Key Takeaways (TL;DR)

  1. AI search uses extractive summarization — Google pulls exact sentences from your pages, not paraphrases.
  2. There’s a ~2,000 word budget per query split among sources by rank. You’re fighting for a share of a fixed pie.
  3. Only ~32% of your content survives the grounding filter on average. Long pages fare worse.
  4. Rank still matters — the #1 source gets 2× the grounding share of #5.
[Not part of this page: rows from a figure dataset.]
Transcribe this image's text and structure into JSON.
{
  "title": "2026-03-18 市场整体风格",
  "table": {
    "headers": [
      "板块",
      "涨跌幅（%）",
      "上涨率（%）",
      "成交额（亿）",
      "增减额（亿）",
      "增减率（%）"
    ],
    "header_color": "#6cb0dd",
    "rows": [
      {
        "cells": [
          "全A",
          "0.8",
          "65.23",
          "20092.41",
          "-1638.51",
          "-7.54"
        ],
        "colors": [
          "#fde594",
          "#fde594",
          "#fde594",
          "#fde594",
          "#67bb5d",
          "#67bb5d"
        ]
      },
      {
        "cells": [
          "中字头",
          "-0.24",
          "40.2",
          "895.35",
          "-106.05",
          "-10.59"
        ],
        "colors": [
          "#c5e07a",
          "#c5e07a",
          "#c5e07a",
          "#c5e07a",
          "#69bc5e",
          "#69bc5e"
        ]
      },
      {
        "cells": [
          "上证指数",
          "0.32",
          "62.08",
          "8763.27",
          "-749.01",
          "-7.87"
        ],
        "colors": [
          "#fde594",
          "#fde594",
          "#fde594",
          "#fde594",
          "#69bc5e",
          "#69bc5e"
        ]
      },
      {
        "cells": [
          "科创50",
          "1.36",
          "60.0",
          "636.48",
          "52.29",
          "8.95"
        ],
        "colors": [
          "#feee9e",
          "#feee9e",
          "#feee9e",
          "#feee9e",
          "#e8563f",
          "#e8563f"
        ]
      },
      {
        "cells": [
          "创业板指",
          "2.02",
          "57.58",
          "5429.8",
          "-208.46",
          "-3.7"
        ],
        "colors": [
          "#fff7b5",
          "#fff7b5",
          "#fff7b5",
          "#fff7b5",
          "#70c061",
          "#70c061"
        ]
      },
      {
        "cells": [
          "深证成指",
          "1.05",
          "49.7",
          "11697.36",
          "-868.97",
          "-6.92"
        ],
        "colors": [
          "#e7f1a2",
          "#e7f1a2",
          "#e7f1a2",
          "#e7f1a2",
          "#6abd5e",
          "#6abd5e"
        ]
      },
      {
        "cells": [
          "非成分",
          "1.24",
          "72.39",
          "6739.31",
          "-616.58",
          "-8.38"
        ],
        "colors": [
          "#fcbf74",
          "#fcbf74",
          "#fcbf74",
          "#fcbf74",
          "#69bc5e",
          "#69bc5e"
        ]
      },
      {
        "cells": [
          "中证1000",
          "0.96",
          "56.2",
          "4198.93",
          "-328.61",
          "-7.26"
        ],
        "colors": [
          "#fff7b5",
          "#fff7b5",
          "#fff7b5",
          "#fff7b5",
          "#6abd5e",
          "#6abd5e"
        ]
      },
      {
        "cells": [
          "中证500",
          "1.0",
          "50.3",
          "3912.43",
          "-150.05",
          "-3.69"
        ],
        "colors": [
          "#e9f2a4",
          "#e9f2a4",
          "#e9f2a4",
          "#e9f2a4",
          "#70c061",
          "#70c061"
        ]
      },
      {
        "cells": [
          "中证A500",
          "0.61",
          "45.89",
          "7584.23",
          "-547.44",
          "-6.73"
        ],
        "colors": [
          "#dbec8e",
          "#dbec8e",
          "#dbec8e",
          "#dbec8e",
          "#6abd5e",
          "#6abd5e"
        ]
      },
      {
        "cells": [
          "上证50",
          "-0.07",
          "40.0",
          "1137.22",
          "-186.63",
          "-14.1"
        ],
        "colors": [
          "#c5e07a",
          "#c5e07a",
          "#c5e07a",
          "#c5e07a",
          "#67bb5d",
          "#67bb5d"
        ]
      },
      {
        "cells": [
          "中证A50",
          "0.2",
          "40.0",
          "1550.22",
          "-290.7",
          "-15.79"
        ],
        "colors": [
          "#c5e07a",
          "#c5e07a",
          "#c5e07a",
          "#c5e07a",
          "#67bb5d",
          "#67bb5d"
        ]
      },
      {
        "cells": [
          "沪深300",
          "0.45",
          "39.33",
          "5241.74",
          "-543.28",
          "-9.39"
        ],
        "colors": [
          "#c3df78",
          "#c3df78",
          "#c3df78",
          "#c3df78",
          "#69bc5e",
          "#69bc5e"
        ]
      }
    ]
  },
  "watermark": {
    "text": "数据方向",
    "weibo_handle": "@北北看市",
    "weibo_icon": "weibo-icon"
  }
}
  5. Primary bias (model’s internal brand perception) is the biggest factor in whether your content gets selected. It takes 3–6 months to shift via fine-tuning cycles.
  6. Density > Length — concise, front-loaded, self-contained sentences that directly address query intent win the grounding game.
  7. SRO is the new discipline — optimizing not just for ranking, but for being selected and grounded by AI systems.